The initial research was done in vitro and then extended to mice studies. When they administered orlistat to mice bearing prostate tumors, the Smith laboratory discovered that the drug was able to inhibit tumor growth in mice. Further experiments confirmed that orlistat has no effect on normal prostate cells and no apparent side effects in the mice; it acts specifically as fatty acid synthase.
Additional screening of breast cancer and colon cancer cells revealed that fatty acid synthase activity is unregulated in these tumors as well. These findings, while preliminary, open the door to designing new treatments for these cancers based on inhibiting the enzyme's activity with drugs that inhibits its activity.
"This discovery with orlistat has given us a very nice wedge with which we can go in and perturb tumor cells and ask the question, 'What are the active targets, what are the other changes that take place when you inhibit fatty acid synthase?'", says Dr.

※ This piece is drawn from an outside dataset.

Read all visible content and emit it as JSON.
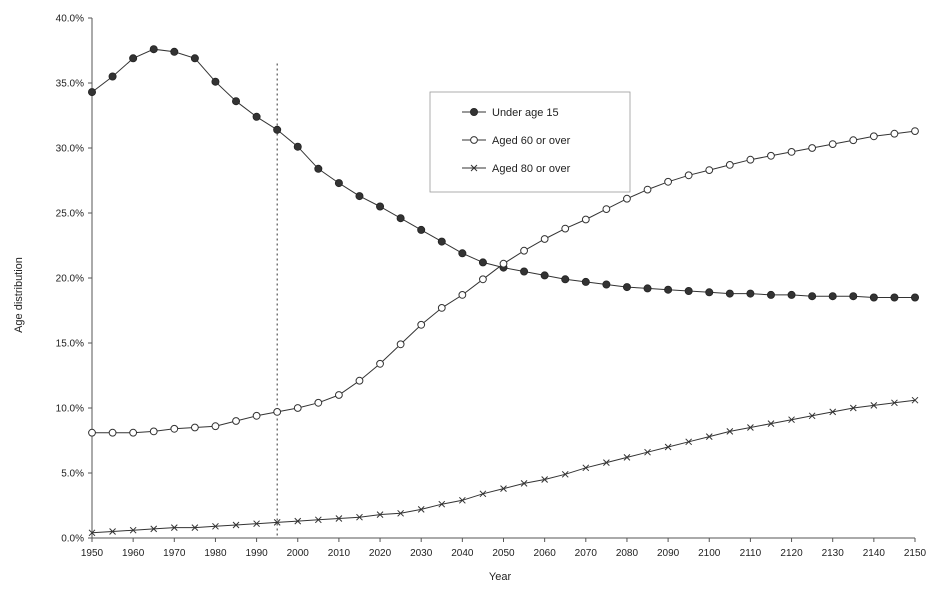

Smith, "and that will give us really good insights into the mechanism, and we anticipate that's going to reveal a whole swath of additional drug targets along this pathway. This is a big advance in the sense that we have an approved drug--approved for one indication--that has another target and another potential disease indication, prostate cancer."
Dr. Smith is Associate Scientific Director for Technology at The Burnham Institute, where he is also an Associate Professor in the Institute's NCI-designated Cancer Center.
Co-authors contributing to this study include Drs. Steven J. Kridel and Fumiko Axelrod, postdoctoral fellows at The Burnham Institute, and Dr. Natasha Rozenkrantz of Activix Biosciences in La Jolla.